The prestigious National School of Drama (NSD) stands testimony to that. Big names associated with NSD have surely helped nurture a theatrical tradition in the city. But if theatre today has become an art form practised well and enjoyed widely by Delhiites, it is thanks to the immense contribution by and enthusiastic participation of the youth.

The kind of theatre that is promising in the Capital is what happens at the undergraduate level,” says Sudhanva Deshpande of Jan Natya Manchand, a veteran street theatre group.

Delhi has had a strong college theatre culture. Kirori Mal’s “Players” is just one of the numerous drama societies. Be it St Stephens, IP College, LSR or Gargi, students on all campuses are busy banding together and forming drama groups.

So what is it that is prodding these youngsters onto the stage? “It is a great feeling when you are there on the stage,” say Pratik, Ashish and Nitin, all in their early twenties,  who have been doing theatre for three years. Pratik is in Amity Law School and Nitin in Delhi College of Engineering. “It’s butterflies in the stomach, ecstasy, power of expression and a terrific feeling of performing,” they say about their passion. And what is the kind of dialogue these groups like to have with the audience? “I don’t want to create a play that people see, walk out with a smile and say, ‘Ya, that was really nice’. We want them to come out and debate, argue and even criticise what we have done,” says Neel, 25, of the nascent theatre group Wide Aisle.

However, “few carry their hard work from college to a higher level, while a lot of others are into making amateur theatre a sort of substantial platform in Delhi”, says VK. They are doing plays in both Hindi and English. As one of the established actors puts it, “No longer do we say there is a season of theatre in Delhi; it is happening round the clock, 365 days.”

“The amount of theatre done in the schools of NCR is big. There are hundreds of children taking summer workshops and coming up with amazing productions,” says VK. The popularity of theatre has really soared in the past year with Delhi hosting two international performance festivals that saw nearly a thousand children from all over the world. Today five-star hotels, coffee shops and even community centres are holding performances and creating a new sort of entertainment for the culturally active Delhiite.

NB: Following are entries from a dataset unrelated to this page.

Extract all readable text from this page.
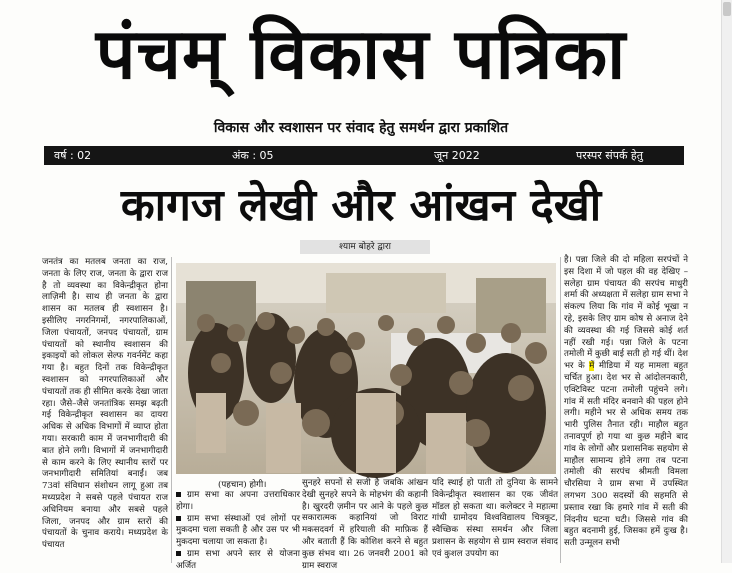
पंचम् विकास पत्रिका
विकास और स्वशासन पर संवाद हेतु समर्थन द्वारा प्रकाशित
वर्ष : 02	अंक : 05	जून 2022	परस्पर संपर्क हेतु
कागज लेखी और आंखन देखी
श्याम बोहरे द्वारा

जनतंत्र का मतलब जनता का राज, जनता के लिए राज, जनता के द्वारा राज है तो व्यवस्था का विकेन्द्रीकृत होना लाज़िमी है। साथ ही जनता के द्वारा शासन का मतलब ही स्वशासन है। इसीलिए नगरनिगमों, नगरपालिकाओं, जिला पंचायतों, जनपद पंचायतों, ग्राम पंचायतों को स्थानीय स्वशासन की इकाइयों को लोकल सेल्फ गवर्नमेंट कहा गया है। बहुत दिनों तक विकेन्द्रीकृत स्वशासन को नगरपालिकाओं और पंचायतों तक ही सीमित करके देखा जाता रहा। जैसे–जैसे जनतांत्रिक समझ बढ़ती गई विकेन्द्रीकृत स्वशासन का दायरा अधिक से अधिक विभागों में व्याप्त होता गया। सरकारी काम में जनभागीदारी की बात होने लगी। विभागों में जनभागीदारी से काम करने के लिए स्थानीय स्तरों पर जनभागीदारी समितियां बनाईं। जब 73वां संविधान संशोधन लागू हुआ तब मध्यप्रदेश ने सबसे पहले पंचायत राज अधिनियम बनाया और सबसे पहले जिला, जनपद और ग्राम स्तरों की पंचायतों के चुनाव कराये। मध्यप्रदेश के पंचायत

(पहचान) होगी।

ग्राम सभा का अपना उत्तराधिकार होगा।

ग्राम सभा संस्थाओं एवं लोगों पर मुकदमा चला सकती है और उस पर भी मुकदमा चलाया जा सकता है।

ग्राम सभा अपने स्तर से योजना अर्जित

सुनहरे सपनों से सजी है जबकि आंखन देखी सुनहरे सपने के मोहभंग की कहानी है। खुरदरी ज़मीन पर आने के पहले कुछ सकारात्मक कहानियां जो विराट मकसदवर्ग में हरियाली की माफ़िक हैं और बताती हैं कि कोशिश करने से बहुत कुछ संभव था। 26 जनवरी 2001 को ग्राम स्वराज

यदि स्थाई हो पाती तो दुनिया के सामने विकेन्द्रीकृत स्वशासन का एक जीवंत मॉडल हो सकता था। कलेक्टर ने महात्मा गांधी ग्रामोदय विश्वविद्यालय चित्रकूट, स्वैच्छिक संस्था समर्थन और जिला प्रशासन के सहयोग से ग्राम स्वराज संवाद एवं कुशल उपयोग का

है। पन्ना जिले की दो महिला सरपंचों ने इस दिशा में जो पहल की वह देखिए – सलेहा ग्राम पंचायत की सरपंच माधुरी शर्मा की अध्यक्षता में सलेहा ग्राम सभा ने संकल्प लिया कि गांव में कोई भूखा न रहे, इसके लिए ग्राम कोष से अनाज देने की व्यवस्था की गई जिससे कोई शर्त नहीं रखी गई। पन्ना जिले के पटना तमोली में कुछी बाई सती हो गई थीं। देश भर के में मीडिया में यह मामला बहुत चर्चित हुआ। देश भर से आंदोलनकारी, एक्टिविस्ट पटना तमोली पहुंचने लगे। गांव में सती मंदिर बनवाने की पहल होने लगी। महीने भर से अधिक समय तक भारी पुलिस तैनात रही। माहौल बहुत तनावपूर्ण हो गया था कुछ महीने बाद गांव के लोगों और प्रशासनिक सहयोग से माहौल सामान्य होने लगा तब पटना तमोली की सरपंच श्रीमती विमला चौरसिया ने ग्राम सभा में उपस्थित लगभग 300 सदस्यों की सहमति से प्रस्ताव रखा कि हमारे गांव में सती की निंदनीय घटना घटी। जिससे गांव की बहुत बदनामी हुई, जिसका हमें दुःख है। सती उन्मूलन सभी
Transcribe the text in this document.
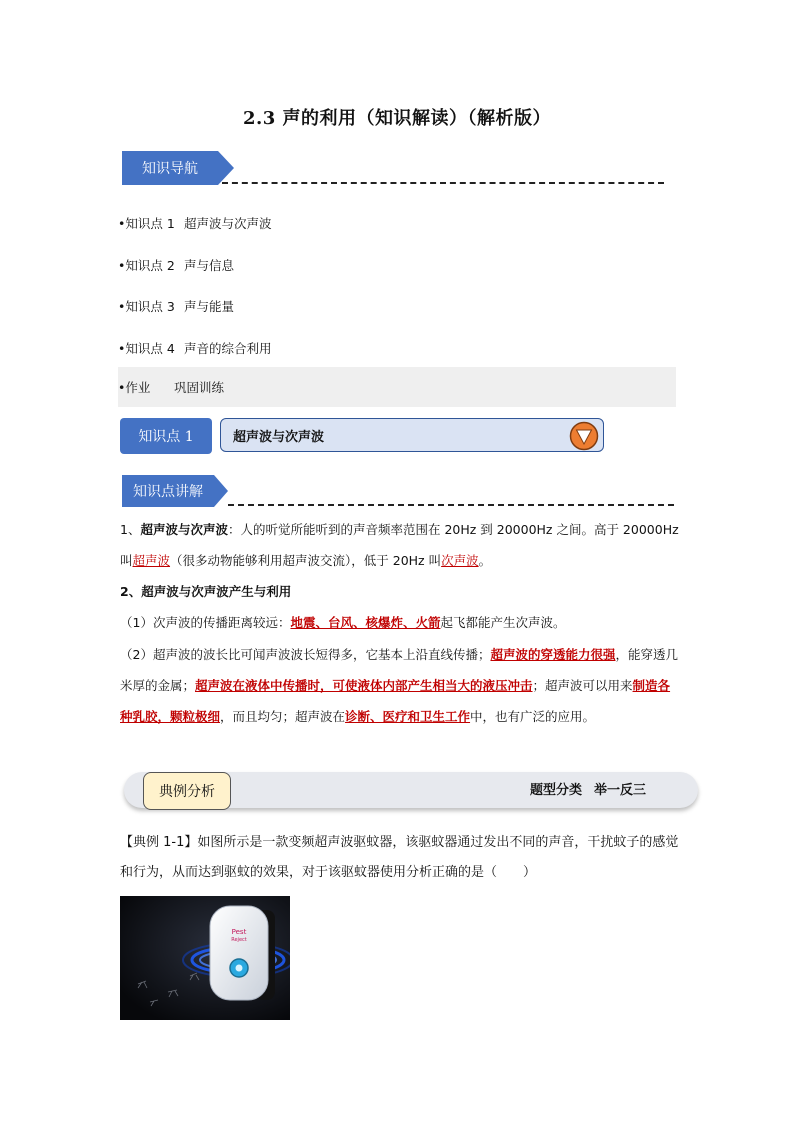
2.3 声的利用（知识解读）（解析版）
知识导航
•知识点 1 超声波与次声波
•知识点 2 声与信息
•知识点 3 声与能量
•知识点 4 声音的综合利用
•作业	巩固训练
知识点 1	超声波与次声波
知识点讲解
1、超声波与次声波：人的听觉所能听到的声音频率范围在 20Hz 到 20000Hz 之间。高于 20000Hz 叫超声波（很多动物能够利用超声波交流），低于 20Hz 叫次声波。
2、超声波与次声波产生与利用
（1）次声波的传播距离较远：地震、台风、核爆炸、火箭起飞都能产生次声波。
（2）超声波的波长比可闻声波波长短得多，它基本上沿直线传播；超声波的穿透能力很强，能穿透几米厚的金属；超声波在液体中传播时，可使液体内部产生相当大的液压冲击；超声波可以用来制造各种乳胶，颗粒极细，而且均匀；超声波在诊断、医疗和卫生工作中，也有广泛的应用。
典例分析	题型分类 举一反三
【典例 1-1】如图所示是一款变频超声波驱蚊器，该驱蚊器通过发出不同的声音，干扰蚊子的感觉和行为，从而达到驱蚊的效果，对于该驱蚊器使用分析正确的是（　　）
Pest
Reject
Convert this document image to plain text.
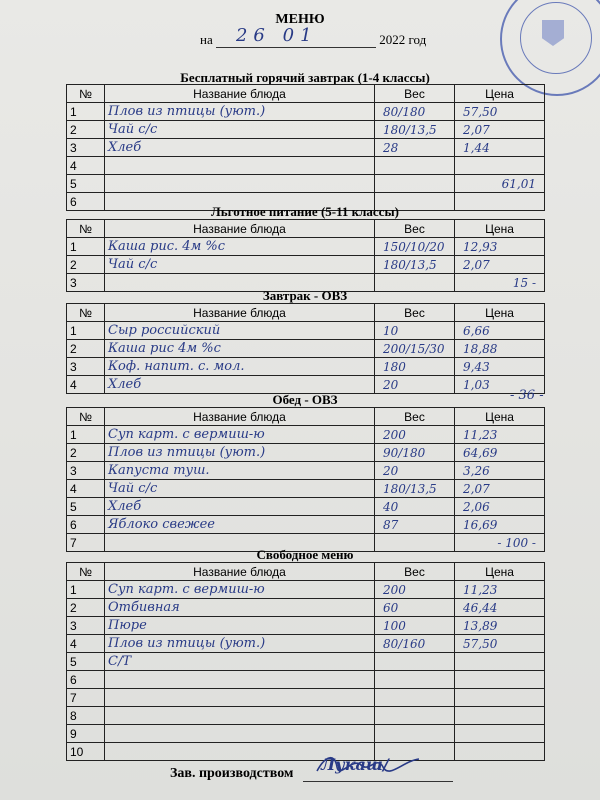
МЕНЮ
на 26 01	2022 год
Бесплатный горячий завтрак (1-4 классы)
№	Название блюда	Вес	Цена
1	Плов из птицы (уют.)	80/180	57,50
2	Чай с/с	180/13,5	2,07
3	Хлеб	28	1,44
4			
5			61,01
6			
Льготное питание (5-11 классы)
№	Название блюда	Вес	Цена
1	Каша рис. 4м %с	150/10/20	12,93
2	Чай с/с	180/13,5	2,07
3			15 -
Завтрак - ОВЗ
№	Название блюда	Вес	Цена
1	Сыр российский	10	6,66
2	Каша рис 4м %с	200/15/30	18,88
3	Коф. напит. с. мол.	180	9,43
4	Хлеб	20	1,03
- 36 -
Обед - ОВЗ
№	Название блюда	Вес	Цена
1	Суп карт. с вермиш-ю	200	11,23
2	Плов из птицы (уют.)	90/180	64,69
3	Капуста туш.	20	3,26
4	Чай с/с	180/13,5	2,07
5	Хлеб	40	2,06
6	Яблоко свежее	87	16,69
7			- 100 -
Свободное меню
№	Название блюда	Вес	Цена
1	Суп карт. с вермиш-ю	200	11,23
2	Отбивная	60	46,44
3	Пюре	100	13,89
4	Плов из птицы (уют.)	80/160	57,50
5	С/Т		
6			
7			
8			
9			
10			
Зав. производством Лукаш/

Apart from veterans like Barry John and Amir Raza Hussain, there are a lot of promising new faces coming into the limelight. Directors such as Zuleikha Chaudhary and Arjun Raina, playwrights Roysten Abel and Nicholas Kharkongor are lending dynamism to the English theatre in Delhi. While critics may point out that mainstream theatre in Delhi lacks original writing, as the GenNext takes the bow on the stage one thing becomes clear: passion is the driving force and entertainment is the way out.